De nouvelles ambitions en matière de gouvernance portuaire

Thierry GUIMBAUD, Directeur général de Voies navigables de France, a dressé en réunion les 4 axes de la stratégie portuaire de VNF : une meilleure articulation des pôles portuaires intérieurs avec les ports maritimes, une meilleure intégration économique aux territoires via des SEMOP (Société d’Economie Mixte à Opération Unique), un outil de commercialisation commun au bassin économique et une amélioration du modèle économique.

Deux exemples sont venus illustrer ces trajectoires. Le premier, c’est l’intégration des 3 ports de HAROPA (Le Havre, Rouen, Paris) qui devrait être opérationnelle au 1er janvier 2020. Antoine BERBAIN, Directeur général délégué d’HAROPA, a souligné que la mission de préfiguration de cette intégration avait bien avancé.
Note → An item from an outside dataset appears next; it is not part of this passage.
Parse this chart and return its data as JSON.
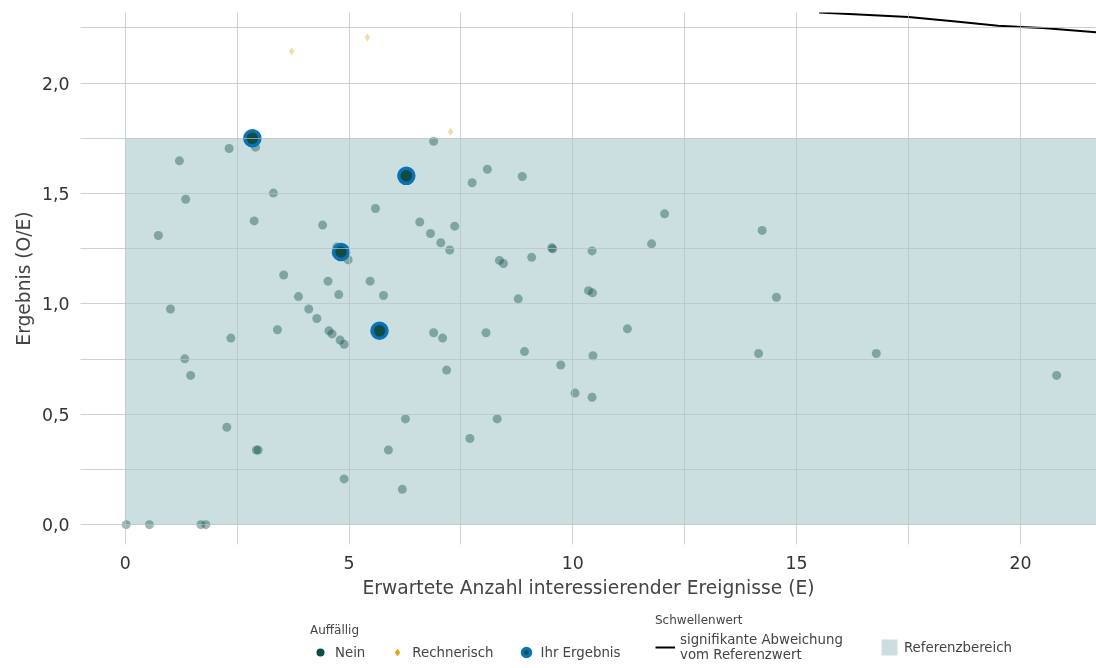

Un accord a été signé avec les opérateurs portuaires et le projet stratégique 2020-2025 est en cours de consolidation au travers d’entretiens menés avec les clients les plus importants.

Le second exemple, c’est le lancement par le Syndicat Mixte Ouvert (SMO) des Ports Lorrains constitué par la région Grand Est et VNF d’un avis d’appel à concurrence pour la création de la SEMOP à laquelle il déléguera la gestion et le développement des 9 ports publics et privés du sillon lorrain. François PELISSIER, Président de la CCI Métropolitaine 54, a développé la candidature de la CCI en lien avec de nombreux partenaires, après les bons résultats obtenus sur le port de Nancy-Frouard, afin de « faire de ce cluster portuaire une vraie bombe à développement économique ». Pascal GAUTHIER, Directeur territorial Nord-Est de Voies navigables de France, 1er Vice-Président du SMO des Ports Lorrains, a rappelé que l’objectif était de mettre en place cette SEMOP au 1er janvier 2021.
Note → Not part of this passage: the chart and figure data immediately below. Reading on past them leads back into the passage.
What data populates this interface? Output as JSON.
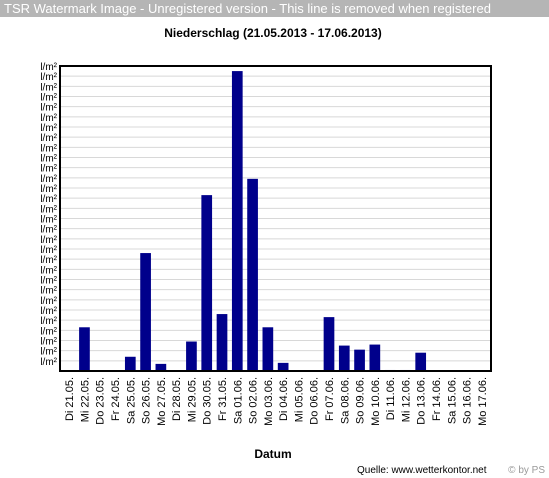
{
  "watermark": "TSR Watermark Image - Unregistered version - This line is removed when registered",
  "colors": {
    "bar": "#00008b",
    "axis": "#000000",
    "grid": "#d8d8d8",
    "background": "#ffffff"
  },
  "chart_data": {
    "type": "bar",
    "title": "Niederschlag (21.05.2013 - 17.06.2013)",
    "xlabel": "Datum",
    "ylabel": "",
    "source": "Quelle: www.wetterkontor.net",
    "credit": "© by PS",
    "y_tick_label": "l/m²",
    "y_tick_count": 30,
    "ylim": [
      0,
      30
    ],
    "grid": true,
    "categories": [
      "Di 21.05.",
      "Mi 22.05.",
      "Do 23.05.",
      "Fr 24.05.",
      "Sa 25.05.",
      "So 26.05.",
      "Mo 27.05.",
      "Di 28.05.",
      "Mi 29.05.",
      "Do 30.05.",
      "Fr 31.05.",
      "Sa 01.06.",
      "So 02.06.",
      "Mo 03.06.",
      "Di 04.06.",
      "Mi 05.06.",
      "Do 06.06.",
      "Fr 07.06.",
      "Sa 08.06.",
      "So 09.06.",
      "Mo 10.06.",
      "Di 11.06.",
      "Mi 12.06.",
      "Do 13.06.",
      "Fr 14.06.",
      "Sa 15.06.",
      "So 16.06.",
      "Mo 17.06."
    ],
    "values": [
      0,
      4.3,
      0,
      0,
      1.4,
      11.6,
      0.7,
      0,
      2.9,
      17.3,
      5.6,
      29.5,
      18.9,
      4.3,
      0.8,
      0,
      0,
      5.3,
      2.5,
      2.1,
      2.6,
      0.1,
      0.1,
      1.8,
      0,
      0,
      0,
      0
    ]
  }
}
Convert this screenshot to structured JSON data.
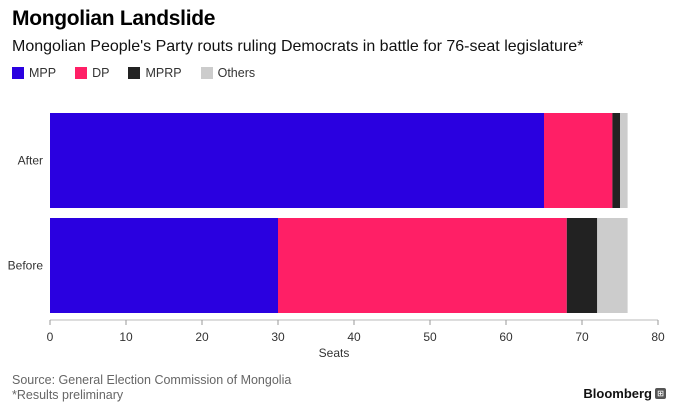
{
  "header": {
    "title": "Mongolian Landslide",
    "subtitle": "Mongolian People's Party routs ruling Democrats in battle for 76-seat legislature*"
  },
  "footer": {
    "source": "Source: General Election Commission of Mongolia",
    "note": "*Results preliminary",
    "brand": "Bloomberg",
    "brand_icon": "bloomberg-terminal-icon"
  },
  "chart_data": {
    "type": "bar",
    "orientation": "horizontal",
    "stacked": true,
    "title": "Mongolian Landslide",
    "subtitle": "Mongolian People's Party routs ruling Democrats in battle for 76-seat legislature*",
    "categories": [
      "After",
      "Before"
    ],
    "series": [
      {
        "name": "MPP",
        "color": "#2A00E0",
        "values": [
          65,
          30
        ]
      },
      {
        "name": "DP",
        "color": "#FF1F66",
        "values": [
          9,
          38
        ]
      },
      {
        "name": "MPRP",
        "color": "#222222",
        "values": [
          1,
          4
        ]
      },
      {
        "name": "Others",
        "color": "#CCCCCC",
        "values": [
          1,
          4
        ]
      }
    ],
    "xlabel": "Seats",
    "ylabel": "",
    "xlim": [
      0,
      80
    ],
    "xticks": [
      0,
      10,
      20,
      30,
      40,
      50,
      60,
      70,
      80
    ],
    "grid": false,
    "legend_position": "top-left"
  }
}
Parmi les principales décisions de l’Assemblée générale ordinaire de l’association 

Pour rappel, l’association Seine-Moselle-Rhône est née il y a 20 ans après la fusion de l’association Seine-Est et de l’association Medinord présidée par Raymond BARRE.

Réunis en Assemblée générale à Nogent-sur-Seine, les membres de l’association ont validé le budget 2018 et adopté le budget prévisionnel 2019 qui intègre la contribution d’un nouvel adhérent : la Communauté de communes des Terres touloises.

André ROSSINOT, Président de la Métropole du Grand Nancy, a été réélu Président de l’association. Jean-François DALAISE, Vice-Président du CESER Ile-de-France et administrateur de HAROPA/Ports de Paris, reste Vice-Président – Trésorier. Dominique POTIER, Député de Meurthe-et-Moselle, est Secrétaire. Enfin, Michel NEUGNOT, Vice-Président de la région Bourgogne-Franche Comté, David VALENCE, Vice-Président de la région Grand Est, et Charles GUENÉ, Sénateur de la Haute-Marne, sont tous les trois Vice-Présidents.